17/01/2017 10:53 GMT | Updated 18/01/2018 05:12 GMT

An Open Letter To This NHS

To the NHS, I hope this finds you well. I know you've had some bad press of late so I just wanted to see you how you're feeling and let you know that despite your troubles, I'm still your number one fan.

To the NHS,

I hope this finds you well. I know you've had some bad press of late so I just wanted to see you how you're feeling and let you know that despite your troubles, I'm still your number one fan.

I'm writing this whilst sat in one of your wards. It's extraordinarily clean, one of your super human staff members has just been in to turn my dad and I can hear him being a cheeky sod to them, so I think he's on the mend.

We were reacquainted yesterday after my dad was brought to one of your hospitals via a dramatically called ambulance, after a low level infection turned into sepsis in a matter of hours. This incident is just one of a long history of dashes to the hospital that my poor Pops has to endure as part of his MS (Multiple Sclerosis) which is slowly having a go at destroying what's left of his working body parts.

We're now used to chats in side rooms with solemn doctors who tell my sister and I 'to prepare for the worst'. But every time he's an absolute trooper and his battle-weary body pulls through because of your staff: his own personal army, unleashing everything they possibly have in their armory to keep him alive. Our gratitude is immeasurable and every time I'm struck by how I wish I could say thank you to everyone. So, here goes:

To the paramedics who arrived within minutes of us calling you, I can't begin to explain how calm you made me feel. Thanks for taking control of an escalating situation and treating my dad like a human being from the off. Thanks for listening to me, and looking me in the eye, and when you asked if he had a wife and I said she had passed away, thanks for touching my arm and saying 'God you've been through the wringer, I hope you're OK', because you didn't need to do that. Thanks for letting me help you in the back of the ambulance so I didn't feel useless, and for repeatedly calling my dad a hero, and for coming back in to the family room to say goodbye and check I had a drink and some food. None of those things are in your job description but you did them anyway.

To the team of doctors and nurses who stabilised my dad in the Resus unit in A&E, thanks for working +12 hour night shifts to keep people like my dad alive and people like me reassured. Thanks for using your massive brains to help other people, even though your pay is quite frankly shocking and the conditions in which you work increasingly untenable. I'm surprised more of you haven't stuck your middle finger up and buggered off. I hope you know how appreciated you are. Thanks for answering my unending questions and when I got pushy and upset that we were still in the same position 10 hours later, thanks for continuing to be nice to me.
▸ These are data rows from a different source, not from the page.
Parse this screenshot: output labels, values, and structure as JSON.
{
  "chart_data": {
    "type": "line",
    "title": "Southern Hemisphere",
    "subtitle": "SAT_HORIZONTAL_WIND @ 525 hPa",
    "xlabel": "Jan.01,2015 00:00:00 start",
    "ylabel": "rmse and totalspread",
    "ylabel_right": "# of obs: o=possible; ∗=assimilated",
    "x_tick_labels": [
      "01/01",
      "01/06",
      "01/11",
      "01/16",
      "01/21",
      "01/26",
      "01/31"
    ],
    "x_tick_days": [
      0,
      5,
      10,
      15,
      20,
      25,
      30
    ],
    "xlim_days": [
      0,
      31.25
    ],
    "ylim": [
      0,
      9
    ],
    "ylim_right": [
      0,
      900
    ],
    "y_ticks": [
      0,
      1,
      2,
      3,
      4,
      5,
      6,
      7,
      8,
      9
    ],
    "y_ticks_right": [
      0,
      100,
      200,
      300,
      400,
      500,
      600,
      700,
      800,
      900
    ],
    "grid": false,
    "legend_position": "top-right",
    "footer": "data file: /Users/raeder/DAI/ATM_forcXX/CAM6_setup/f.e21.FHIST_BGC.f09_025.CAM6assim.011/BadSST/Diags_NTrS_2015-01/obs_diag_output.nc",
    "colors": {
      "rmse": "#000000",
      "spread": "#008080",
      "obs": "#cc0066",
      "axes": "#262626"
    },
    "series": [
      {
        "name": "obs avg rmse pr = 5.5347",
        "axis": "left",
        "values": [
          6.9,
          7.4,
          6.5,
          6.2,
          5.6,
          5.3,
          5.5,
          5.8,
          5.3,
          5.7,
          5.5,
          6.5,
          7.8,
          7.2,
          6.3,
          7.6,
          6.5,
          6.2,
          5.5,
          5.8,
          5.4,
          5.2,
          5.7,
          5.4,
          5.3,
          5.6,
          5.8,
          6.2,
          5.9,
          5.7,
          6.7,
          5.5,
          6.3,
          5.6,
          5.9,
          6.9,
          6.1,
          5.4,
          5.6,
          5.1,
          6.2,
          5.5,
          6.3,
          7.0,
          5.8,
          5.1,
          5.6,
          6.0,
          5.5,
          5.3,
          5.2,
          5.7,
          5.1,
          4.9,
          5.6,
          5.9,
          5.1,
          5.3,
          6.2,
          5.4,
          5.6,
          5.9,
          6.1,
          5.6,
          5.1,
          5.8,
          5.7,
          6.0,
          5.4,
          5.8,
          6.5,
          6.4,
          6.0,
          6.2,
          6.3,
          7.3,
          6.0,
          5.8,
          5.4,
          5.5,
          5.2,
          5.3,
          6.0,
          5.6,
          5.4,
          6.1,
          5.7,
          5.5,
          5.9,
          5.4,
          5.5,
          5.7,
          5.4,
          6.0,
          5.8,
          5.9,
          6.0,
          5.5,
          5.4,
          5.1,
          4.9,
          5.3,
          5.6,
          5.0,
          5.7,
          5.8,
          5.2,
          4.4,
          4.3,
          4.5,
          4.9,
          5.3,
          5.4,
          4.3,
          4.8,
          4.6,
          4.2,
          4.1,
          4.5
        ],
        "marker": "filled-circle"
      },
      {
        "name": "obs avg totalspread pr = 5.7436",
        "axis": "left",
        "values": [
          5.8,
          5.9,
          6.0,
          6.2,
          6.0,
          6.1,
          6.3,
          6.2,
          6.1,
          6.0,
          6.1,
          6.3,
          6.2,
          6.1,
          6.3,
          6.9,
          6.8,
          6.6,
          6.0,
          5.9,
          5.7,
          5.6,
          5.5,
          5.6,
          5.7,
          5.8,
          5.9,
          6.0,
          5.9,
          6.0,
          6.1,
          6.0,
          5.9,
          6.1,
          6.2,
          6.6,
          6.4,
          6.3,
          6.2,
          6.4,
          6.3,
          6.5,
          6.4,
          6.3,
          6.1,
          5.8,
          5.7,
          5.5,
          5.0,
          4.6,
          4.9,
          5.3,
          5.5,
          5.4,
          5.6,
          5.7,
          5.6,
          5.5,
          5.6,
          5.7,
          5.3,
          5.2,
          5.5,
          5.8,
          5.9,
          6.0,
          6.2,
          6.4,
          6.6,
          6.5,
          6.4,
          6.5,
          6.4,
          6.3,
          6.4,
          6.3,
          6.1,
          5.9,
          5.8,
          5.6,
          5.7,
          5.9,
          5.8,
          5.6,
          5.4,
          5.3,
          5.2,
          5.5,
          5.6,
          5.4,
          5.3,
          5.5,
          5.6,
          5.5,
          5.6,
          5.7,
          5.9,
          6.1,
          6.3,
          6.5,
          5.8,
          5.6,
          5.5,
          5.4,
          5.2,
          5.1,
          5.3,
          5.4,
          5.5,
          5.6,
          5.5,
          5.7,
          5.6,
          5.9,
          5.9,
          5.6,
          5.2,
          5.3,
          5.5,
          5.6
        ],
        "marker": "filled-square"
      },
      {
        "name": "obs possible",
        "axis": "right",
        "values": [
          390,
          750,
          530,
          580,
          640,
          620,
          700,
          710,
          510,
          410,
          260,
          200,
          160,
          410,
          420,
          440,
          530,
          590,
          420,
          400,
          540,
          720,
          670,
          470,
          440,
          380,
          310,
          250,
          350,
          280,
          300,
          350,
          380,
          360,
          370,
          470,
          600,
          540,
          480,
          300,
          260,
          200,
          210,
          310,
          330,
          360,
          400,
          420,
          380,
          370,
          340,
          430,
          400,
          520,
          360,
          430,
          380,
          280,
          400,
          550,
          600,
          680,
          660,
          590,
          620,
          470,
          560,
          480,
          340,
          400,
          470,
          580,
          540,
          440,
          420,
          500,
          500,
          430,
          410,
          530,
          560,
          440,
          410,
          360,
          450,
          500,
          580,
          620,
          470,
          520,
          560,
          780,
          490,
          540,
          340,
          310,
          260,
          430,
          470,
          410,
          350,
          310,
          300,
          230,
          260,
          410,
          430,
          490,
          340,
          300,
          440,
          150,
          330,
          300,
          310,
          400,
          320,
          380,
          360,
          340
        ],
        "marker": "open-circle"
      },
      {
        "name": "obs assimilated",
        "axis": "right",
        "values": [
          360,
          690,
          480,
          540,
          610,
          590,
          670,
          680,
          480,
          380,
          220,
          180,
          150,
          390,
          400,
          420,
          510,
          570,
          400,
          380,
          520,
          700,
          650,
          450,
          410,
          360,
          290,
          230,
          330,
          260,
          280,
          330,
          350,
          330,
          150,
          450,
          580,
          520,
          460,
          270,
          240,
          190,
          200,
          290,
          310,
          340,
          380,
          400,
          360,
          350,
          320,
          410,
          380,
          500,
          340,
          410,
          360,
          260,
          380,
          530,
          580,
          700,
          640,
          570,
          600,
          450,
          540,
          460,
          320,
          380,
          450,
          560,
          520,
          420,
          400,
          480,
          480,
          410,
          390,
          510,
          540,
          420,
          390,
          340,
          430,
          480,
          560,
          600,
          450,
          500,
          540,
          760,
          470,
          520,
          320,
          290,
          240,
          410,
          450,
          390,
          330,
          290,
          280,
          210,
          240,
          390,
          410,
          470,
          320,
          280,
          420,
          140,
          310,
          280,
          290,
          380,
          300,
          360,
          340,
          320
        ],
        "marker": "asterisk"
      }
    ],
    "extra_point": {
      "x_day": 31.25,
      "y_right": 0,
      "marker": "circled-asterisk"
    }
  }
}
To the student nurse; thanks for bringing me a cup of tea and leaving the tea bag in because you didn't know how strong I take it (NOTE: this would only happen in a hospital in Yorkshire). And to the nurse who told me to go home and get some sleep after 12 hours: I only did it because I knew you'd make sure he got to his ward OK.

Thank you to the consultant who re-drew a neater version of a diagram of my dad's kidneys at 3.30am so I could take a picture and send it to my sister. And to the nurse in the ward who has been unrelentingly jolly today and sung 'THE ONLY WAY IS UP! BABY!' as she helped my dad sit up.

To your big boss, Theresa May, I would like to say this: I think we can all agree that this place we take for granted, our NHS, is beyond wonderful but also in a right, royal mess. My dad was in A&E for 13 HOURS because there were no beds in the wards with enough staff and not enough staff on the wards where there were empty beds.

He has been in and out of hospital for years, in which time he's had a varying level of care including terrible pressure sores from hospital stays and weeks waiting to be discharged. It's slowly gotten worse and it's just not good enough.

I can't even begin to imagine the scale of the problem you are faced with but I do understand that austerity cuts have led to a complete breakdown between health and social care, resulting in a nation of blocked beds. Rest assured Mrs May, this is most definitely a crisis.

Unlike those paramedics who went above and beyond for my family, surely fixing the NHS is part of your job description? Or are you happy for your lowly-paid, over worked workforce to continue to apologise, day after day, for a system that leaves poorly people, quite literally, with nowhere to go? These super-humans are propping up your system, day in, day out, and you're refusing to even acknowledge the problem.

I'm willing to give you the benefit of the doubt and hope that the reason you chose a career in politics is the same reason the vast majority of the people that work for the NHS chose theirs too: to make a positive difference to people who are struggling or unable to help themselves, regardless of their background, wealth or need. If you had just one of the qualities the doctors, nurses and paramedics I've thanked above display every single day, we'd be heading in the right direction.

Anyway, back to you, my NHS. I know you're snowed under at the moment so no need to write back, but rest assured, I'm behind you all the way.